Во всех этих библейских сюжетах, филигранно выписанных, покрытых бесконечными тонкими слоями прозрачных красок, где-нибудь в сторонке, на отшибе, подальше от пышущих здоровьем божественных фигур бессловесным, едва проступающим фоном нет-нет да мелькнет грубое пятно реальности, нагло влезшее в картину прямо из быдластой обыденности их далекого ХVI века, – охотник в плаще у туши оленя, рейтар на гнедой кобыле, крестьянин, с мешком на спине, должно быть, муку прет с мельницы, два чувака в легких доспехах идут через рыжий лес, и еще один, задумчиво ссутулившись, сидит на взгорье, понурый конь у развалин (то следы былого величия римлян, империя которых, подумать только, уже тогда была руинами). Все эти грубые неуместные пятна повседневности мизерны, старательно и стыдливо скрыты в ландшафте, но если присмотреться – они неожиданны, как жуки в хлебе. Так проступали на холстах признаки подлинности, из настоящего мира живых. Это то, что все они на самом деле хотели писать, но эпоха, мать ее, школа, к чертям ее… Заказы поступали только на святое семейство да оголенных мадонн. Кому интересен мосластый мельник или драка крестьян у кучи навоза?

– Что-то я забыл… Напомни мне, зачем я притащил тебя в свою квартиру, – улыбаясь, Гробин притягивает меня к себе.

– Это из-за печенья, гад. Ты ко мне примазался, чтоб я тебя им кормила.

– Я не люблю печенье…

– Зачем тогда слопал целый кулек?

– Разве?

– Ты превращаешься в тролля. Сдерживай себя. В следующий раз слопаешь кусок оконной рамы и сам не заметишь.

– Ло, ты идиотка… – качает головой Гробин и усмехается.

– Да, мой мозг весит семьсот граммов.

– Взвесила?

– Нет, радость моя. Но, когда я умру, можешь вскрыть и убедиться.

Я смотрю на него и не могу сказать то, что должна. И потому начинаю издалека:

– Ты покупал когда-нибудь дурь у Африканца?

– Бывало…

– И что ты про него думаешь?

– Все они подонки, Ло. Они ломают людей и рано или поздно ответят за это. Это их карма.

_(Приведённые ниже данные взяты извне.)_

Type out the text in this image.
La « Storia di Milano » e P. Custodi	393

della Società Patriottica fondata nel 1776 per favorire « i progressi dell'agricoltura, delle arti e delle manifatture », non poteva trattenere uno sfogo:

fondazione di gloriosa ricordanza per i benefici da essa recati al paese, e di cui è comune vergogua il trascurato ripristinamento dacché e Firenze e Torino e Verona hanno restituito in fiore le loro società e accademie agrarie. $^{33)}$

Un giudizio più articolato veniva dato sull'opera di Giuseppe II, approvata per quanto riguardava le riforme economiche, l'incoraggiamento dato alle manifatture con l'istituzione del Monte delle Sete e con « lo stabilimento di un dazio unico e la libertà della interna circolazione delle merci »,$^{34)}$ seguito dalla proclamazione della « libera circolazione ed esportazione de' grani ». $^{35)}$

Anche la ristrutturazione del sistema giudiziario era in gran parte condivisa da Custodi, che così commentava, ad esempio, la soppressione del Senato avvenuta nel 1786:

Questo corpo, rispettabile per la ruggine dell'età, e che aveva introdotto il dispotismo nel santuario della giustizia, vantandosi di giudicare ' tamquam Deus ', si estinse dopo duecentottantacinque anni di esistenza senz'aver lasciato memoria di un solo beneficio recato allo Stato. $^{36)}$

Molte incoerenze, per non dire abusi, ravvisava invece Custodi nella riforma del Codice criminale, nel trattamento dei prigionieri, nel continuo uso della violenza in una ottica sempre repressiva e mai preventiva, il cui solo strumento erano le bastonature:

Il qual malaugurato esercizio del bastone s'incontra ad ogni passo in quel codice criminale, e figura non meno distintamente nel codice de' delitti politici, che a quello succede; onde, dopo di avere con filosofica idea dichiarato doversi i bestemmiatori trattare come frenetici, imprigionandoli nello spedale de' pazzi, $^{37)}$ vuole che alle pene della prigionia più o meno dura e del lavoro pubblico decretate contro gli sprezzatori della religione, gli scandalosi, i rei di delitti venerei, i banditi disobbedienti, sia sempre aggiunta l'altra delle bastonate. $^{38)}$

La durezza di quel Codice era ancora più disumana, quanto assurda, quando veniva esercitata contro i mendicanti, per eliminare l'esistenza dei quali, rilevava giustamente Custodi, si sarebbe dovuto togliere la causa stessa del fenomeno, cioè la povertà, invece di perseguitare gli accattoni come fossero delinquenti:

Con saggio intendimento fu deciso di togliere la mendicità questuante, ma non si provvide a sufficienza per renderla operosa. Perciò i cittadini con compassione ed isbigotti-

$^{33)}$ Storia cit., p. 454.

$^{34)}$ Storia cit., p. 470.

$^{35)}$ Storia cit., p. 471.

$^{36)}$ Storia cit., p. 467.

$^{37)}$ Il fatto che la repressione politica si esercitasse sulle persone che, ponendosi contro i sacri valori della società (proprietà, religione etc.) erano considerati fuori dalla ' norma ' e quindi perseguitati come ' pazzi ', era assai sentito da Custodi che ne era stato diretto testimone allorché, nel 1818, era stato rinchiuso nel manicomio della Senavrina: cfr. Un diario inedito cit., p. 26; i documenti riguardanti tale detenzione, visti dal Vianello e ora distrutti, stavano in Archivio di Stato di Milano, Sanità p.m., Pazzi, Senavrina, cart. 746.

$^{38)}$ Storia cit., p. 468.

Нет, я не могу ему сказать…

* * *

Иногда я грущу по старику в ковбойской шляпе и крокодиловых сапогах. Ведь мы с ним и унылым толстяком-реставратором колесили по миру лет пять без малого. Да, наш старикан был тем еще подонком – прожженный делец от искусства и педераст к тому же. И все-таки таких, как он, больше нет. Из нас троих он один теперь за решеткой. В сеть просачиваются протоколы допросов. Им интересуется пресса. Его интервью поднимают шумиху. Он и за решеткой продолжает нагибать их. Черт, он, как всегда, прав, наш старикан.

– Я вам скажу так, – говорит он им, – с тех самых пор, как в 1961 году итальянец Пьеро Мандзони высрал два килограмма семьсот граммов дерьма, расфасовал свою кучу по консервным банкам (тридцать граммов стопроцентного натурального дерьма художника в каждой), назвал все это концептуальным произведением искусства и стал продавать по цене золота – с тех самых пор вы все и стали говноедами. Вы охотитесь за дерьмом, выкидываете миллионы за дерьмо на аукционах, вы жаждете дерьма – и что, вы не говноеды? Да кому вы тут втираете. Хватит гнать фуфло, говноеды. Идите мандеть и брехать, как Троцкий, кому другому. Вы, говноеды. И точка.

Вы, доверчивые говноеды, – продукт самого адового, самого циничного и мразотного, что было придумано цивилизацией, – капитализма. Капитализм извратил суть всего, и искусства тоже. Вы не понимаете? Рекламщик Уорхол оттрахал вам мозг кислотным глянцем, превратил мир в фабрику по тиражированию модной упаковки, сделал искусство коммерцией. А вы даже не поняли его издевки – он скормил вам грандиозный фальшак. Вам охота восторгаться глянцевой пустотой. Вам столько раз оттрахали мозги, что у вас там ничего, кроме месива, не осталось.